Either that or he knew how to let her go. No fuss, no muss.

Not worthy. Not worthy
.

Sixty

“You poor baby, you!” Susan cooed the words of comfort in a high-pitched voice. Her face mere centimeters from Pugsy’s, she ignored the doggie breath as best she could. “Did Gwyn scold you? Did all those people frighten you?”

Evidently it was a night for breaking rules. First of all Pugsy was
on the bed
, a practice Drake abhorred. At least the dog wasn’t on the sheet…although he came pretty close to sharing the pillow with her. A short while ago Mildred had served
wine
, a no-no in the Starr household. At least it happened at the beach house and not, strictly speaking, in the Starr household. Zeke—who, if Drake were correct, purchased his “Reverend” license from some fly-by-night operation—
preached
from God’s Word, an event Drake never would have allowed in his church. At least the Holy Cross Fellowship congregants were not sitting within their own church walls when they listened to him and partook of the communion served by him and the twins.

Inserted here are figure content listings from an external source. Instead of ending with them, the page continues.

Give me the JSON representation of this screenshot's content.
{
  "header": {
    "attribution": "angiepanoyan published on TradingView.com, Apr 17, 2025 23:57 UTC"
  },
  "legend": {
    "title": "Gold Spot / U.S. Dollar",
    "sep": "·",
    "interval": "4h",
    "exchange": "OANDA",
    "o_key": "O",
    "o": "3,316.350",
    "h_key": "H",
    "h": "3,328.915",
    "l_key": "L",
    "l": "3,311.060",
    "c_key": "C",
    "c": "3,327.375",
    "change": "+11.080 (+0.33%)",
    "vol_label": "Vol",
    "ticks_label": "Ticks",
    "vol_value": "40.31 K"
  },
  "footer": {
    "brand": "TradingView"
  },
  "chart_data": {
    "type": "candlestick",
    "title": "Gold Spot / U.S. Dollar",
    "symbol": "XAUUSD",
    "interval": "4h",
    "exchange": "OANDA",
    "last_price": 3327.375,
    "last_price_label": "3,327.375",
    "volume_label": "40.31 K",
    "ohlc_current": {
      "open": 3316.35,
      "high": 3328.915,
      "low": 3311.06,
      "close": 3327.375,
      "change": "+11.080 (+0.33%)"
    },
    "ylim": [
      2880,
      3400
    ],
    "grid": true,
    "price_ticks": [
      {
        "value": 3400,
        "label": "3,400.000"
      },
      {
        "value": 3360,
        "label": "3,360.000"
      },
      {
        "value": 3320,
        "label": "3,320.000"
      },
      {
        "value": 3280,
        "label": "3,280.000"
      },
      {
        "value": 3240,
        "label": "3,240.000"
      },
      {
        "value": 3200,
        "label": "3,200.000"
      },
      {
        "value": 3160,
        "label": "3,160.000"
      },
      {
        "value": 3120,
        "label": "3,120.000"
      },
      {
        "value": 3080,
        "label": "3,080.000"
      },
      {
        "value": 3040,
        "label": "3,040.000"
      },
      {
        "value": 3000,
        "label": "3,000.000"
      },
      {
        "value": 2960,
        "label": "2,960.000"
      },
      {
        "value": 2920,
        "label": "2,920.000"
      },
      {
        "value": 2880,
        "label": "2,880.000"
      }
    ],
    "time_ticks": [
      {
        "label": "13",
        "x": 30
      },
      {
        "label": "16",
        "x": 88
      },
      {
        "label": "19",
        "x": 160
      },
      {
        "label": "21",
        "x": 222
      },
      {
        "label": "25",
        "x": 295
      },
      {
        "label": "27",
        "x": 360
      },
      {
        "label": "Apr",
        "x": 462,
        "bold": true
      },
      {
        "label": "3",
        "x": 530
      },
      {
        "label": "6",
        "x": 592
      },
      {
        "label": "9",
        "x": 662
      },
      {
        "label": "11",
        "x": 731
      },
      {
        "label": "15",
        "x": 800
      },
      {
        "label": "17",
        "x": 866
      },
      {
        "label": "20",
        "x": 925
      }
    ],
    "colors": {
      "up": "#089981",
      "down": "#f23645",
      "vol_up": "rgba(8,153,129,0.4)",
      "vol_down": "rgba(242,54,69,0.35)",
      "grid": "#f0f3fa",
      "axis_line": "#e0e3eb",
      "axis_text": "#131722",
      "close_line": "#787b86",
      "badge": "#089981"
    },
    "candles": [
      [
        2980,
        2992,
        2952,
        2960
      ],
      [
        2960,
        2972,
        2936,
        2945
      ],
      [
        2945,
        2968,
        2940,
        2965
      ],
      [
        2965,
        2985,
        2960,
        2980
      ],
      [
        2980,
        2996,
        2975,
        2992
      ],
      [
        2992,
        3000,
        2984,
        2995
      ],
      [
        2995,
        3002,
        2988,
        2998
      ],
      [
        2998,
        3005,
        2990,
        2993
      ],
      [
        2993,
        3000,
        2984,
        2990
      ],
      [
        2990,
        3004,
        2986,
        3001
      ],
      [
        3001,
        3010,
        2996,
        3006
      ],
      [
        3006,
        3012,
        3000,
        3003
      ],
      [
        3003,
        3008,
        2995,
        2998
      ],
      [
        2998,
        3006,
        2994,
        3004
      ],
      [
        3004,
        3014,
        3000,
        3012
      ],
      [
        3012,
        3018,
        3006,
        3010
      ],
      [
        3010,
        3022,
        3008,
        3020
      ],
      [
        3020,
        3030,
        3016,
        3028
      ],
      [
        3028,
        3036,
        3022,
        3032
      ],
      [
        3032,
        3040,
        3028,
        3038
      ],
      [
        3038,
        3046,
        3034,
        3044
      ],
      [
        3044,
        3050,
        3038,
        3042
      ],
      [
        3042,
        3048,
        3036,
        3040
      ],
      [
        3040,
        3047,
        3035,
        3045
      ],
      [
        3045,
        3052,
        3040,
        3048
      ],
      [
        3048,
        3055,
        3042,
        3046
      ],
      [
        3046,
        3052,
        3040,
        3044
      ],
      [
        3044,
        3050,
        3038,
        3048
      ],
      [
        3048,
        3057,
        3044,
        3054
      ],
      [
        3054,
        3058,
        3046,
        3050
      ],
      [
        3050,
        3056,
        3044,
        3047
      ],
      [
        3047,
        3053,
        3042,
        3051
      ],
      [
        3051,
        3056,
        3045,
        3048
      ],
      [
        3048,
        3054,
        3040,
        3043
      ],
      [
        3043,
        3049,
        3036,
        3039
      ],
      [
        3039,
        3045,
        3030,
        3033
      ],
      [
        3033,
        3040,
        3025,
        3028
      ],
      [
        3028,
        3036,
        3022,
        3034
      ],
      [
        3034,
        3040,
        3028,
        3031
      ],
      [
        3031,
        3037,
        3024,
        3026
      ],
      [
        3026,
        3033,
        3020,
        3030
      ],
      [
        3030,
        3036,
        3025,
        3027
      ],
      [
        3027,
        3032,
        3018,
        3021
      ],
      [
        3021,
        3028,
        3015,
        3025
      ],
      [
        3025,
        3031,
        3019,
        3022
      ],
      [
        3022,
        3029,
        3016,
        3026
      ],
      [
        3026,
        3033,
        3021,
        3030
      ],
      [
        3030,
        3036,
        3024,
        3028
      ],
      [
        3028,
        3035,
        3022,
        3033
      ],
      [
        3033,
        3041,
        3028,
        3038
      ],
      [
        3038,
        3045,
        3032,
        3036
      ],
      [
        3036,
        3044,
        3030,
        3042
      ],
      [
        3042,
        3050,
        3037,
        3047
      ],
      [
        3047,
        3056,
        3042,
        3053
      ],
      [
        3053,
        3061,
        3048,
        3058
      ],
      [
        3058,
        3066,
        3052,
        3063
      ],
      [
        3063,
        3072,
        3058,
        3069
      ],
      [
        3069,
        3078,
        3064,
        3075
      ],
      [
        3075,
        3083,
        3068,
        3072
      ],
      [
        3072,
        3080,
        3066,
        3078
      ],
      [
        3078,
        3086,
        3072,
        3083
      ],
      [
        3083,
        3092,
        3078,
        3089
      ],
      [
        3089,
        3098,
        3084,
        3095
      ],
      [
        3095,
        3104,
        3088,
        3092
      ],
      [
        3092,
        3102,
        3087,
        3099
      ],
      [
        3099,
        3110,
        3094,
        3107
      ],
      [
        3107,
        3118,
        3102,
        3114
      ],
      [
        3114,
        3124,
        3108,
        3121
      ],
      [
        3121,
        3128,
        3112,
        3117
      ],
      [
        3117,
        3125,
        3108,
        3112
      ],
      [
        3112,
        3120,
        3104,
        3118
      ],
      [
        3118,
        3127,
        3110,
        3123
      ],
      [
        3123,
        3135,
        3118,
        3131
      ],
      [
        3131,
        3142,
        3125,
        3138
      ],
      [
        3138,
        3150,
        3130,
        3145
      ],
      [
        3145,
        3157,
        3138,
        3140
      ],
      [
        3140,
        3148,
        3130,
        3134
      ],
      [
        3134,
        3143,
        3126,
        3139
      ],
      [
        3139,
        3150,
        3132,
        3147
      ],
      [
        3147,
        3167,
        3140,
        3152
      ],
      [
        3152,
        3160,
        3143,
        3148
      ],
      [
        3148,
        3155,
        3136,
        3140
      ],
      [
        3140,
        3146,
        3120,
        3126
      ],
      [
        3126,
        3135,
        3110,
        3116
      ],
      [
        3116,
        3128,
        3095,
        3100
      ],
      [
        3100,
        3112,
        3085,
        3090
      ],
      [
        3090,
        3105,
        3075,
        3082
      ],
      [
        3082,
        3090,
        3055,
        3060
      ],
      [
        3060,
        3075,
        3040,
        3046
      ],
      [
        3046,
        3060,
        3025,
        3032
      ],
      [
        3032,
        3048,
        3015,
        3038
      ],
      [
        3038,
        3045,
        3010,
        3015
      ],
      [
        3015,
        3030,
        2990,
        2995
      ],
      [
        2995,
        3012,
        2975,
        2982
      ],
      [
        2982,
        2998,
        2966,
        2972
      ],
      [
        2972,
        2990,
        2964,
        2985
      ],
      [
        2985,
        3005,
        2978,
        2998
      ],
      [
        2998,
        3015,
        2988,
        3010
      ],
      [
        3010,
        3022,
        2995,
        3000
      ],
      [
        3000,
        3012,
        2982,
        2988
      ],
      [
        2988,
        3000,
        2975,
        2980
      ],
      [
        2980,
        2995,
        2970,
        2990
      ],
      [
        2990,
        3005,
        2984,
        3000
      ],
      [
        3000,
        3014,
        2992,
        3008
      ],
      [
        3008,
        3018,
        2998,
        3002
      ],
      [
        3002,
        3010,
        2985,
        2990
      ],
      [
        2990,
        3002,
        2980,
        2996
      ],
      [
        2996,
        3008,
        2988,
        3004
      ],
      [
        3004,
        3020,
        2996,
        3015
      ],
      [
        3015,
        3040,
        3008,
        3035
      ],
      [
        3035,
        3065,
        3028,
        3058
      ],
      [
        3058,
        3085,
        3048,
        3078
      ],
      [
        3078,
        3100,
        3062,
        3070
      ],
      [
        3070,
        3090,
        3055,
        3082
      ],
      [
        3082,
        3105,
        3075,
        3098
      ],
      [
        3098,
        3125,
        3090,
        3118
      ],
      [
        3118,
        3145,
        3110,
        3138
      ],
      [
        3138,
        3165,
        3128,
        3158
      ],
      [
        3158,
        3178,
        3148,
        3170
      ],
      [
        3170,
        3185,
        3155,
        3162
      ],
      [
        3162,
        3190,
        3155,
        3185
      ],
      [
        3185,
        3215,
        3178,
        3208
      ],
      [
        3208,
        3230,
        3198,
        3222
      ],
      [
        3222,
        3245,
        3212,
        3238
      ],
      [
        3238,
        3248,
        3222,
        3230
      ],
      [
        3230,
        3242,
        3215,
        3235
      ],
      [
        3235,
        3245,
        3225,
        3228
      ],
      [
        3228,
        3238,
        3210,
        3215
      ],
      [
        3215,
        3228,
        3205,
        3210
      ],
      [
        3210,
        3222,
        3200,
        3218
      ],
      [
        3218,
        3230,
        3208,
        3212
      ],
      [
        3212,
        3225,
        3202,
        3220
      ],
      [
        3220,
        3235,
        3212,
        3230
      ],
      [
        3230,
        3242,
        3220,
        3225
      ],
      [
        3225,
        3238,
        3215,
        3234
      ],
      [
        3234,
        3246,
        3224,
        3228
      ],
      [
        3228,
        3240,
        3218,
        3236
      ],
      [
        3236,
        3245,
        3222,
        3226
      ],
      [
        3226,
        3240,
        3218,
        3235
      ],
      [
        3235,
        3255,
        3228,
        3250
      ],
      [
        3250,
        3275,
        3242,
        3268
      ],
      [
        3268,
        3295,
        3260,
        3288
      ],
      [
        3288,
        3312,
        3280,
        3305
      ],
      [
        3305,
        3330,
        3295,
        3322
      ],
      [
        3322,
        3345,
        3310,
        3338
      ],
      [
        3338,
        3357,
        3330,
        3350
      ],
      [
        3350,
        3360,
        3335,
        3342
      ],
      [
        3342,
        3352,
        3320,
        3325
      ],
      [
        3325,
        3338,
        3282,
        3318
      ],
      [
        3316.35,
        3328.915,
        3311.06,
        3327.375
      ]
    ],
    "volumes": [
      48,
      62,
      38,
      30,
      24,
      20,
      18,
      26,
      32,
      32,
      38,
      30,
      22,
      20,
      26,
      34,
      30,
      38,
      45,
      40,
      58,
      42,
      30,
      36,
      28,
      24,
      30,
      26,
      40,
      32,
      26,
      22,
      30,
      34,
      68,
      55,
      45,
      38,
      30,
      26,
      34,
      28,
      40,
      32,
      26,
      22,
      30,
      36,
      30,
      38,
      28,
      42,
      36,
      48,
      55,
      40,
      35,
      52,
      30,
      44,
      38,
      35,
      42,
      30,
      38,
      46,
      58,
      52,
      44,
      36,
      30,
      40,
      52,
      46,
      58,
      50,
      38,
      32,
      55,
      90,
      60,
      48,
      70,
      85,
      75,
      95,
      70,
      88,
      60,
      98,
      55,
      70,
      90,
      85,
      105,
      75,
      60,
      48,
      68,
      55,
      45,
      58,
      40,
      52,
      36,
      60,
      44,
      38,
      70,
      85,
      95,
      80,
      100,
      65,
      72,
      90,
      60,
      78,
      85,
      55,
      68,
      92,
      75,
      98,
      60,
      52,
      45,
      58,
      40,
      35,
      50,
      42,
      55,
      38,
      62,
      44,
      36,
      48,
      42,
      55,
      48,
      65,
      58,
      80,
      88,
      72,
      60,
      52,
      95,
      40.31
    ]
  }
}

“But you want to know the one that takes the cake, Pugs? The alpha of all rules that I broke tonight? Sorry, it’s not you on the bed, big as that is. Nope, it concerns me. I sang.” She smiled. “Yes, sirree. I sang a
solo
in public. Well, sort of public. I bet Pepper Carlucci would call singing at an informal gathering in a beach house semi-public. Anyway, it was a rule buster and it was wonderful.”

She closed her eyes for a moment. “Thank You, Lord, for tonight. For the breaking of rules that bind us from seeking You. Thank You for music. For the voice You gave me. For the sheer joy of singing for You in semi-public. Amen. Hold on, Pugs.”

Susan reached over the dog and turned off the bedside lamp. Scooting back down under the covers, she kept Pugsy in the crook of her arm and stroked his silky coat. The busy evening had unnerved the poor thing.

“You’re like Kenzie, I guess, hmm? Things totally unnerved her tonight too. If you’d both just stay by my side where you belong…But that won’t work with her. Aidan said she needed space. That the church stuff was getting to her. It’s understandable. All those familiar faces, all the gracious welcomes, all the Scripture talk about forgiveness. Reminders of unhealed issues between her and her dad. My poor baby.”

Pugsy snored softly.

“That’s okay. I wasn’t addressing you, anyway.” She grinned in the dark. “Lord, am I losing my mind?”

Sleep eluded her. An odd mixture of joy and peace and unease kept her eyes wide open. She prayed for Drake. She prayed for Kenzie, Aidan, and the baby. She prayed for Mick. She prayed for Natalie and Rex, who hadn’t shown up for the service or phoned. She prayed for Emmylou, so heavy with child.

What wouldn’t go away, though, was the question of her future. How long could she live at the beach house at her brother-in-law’s expense? How long could she have phone conversations with her husband that were left unfinished and unsettled her?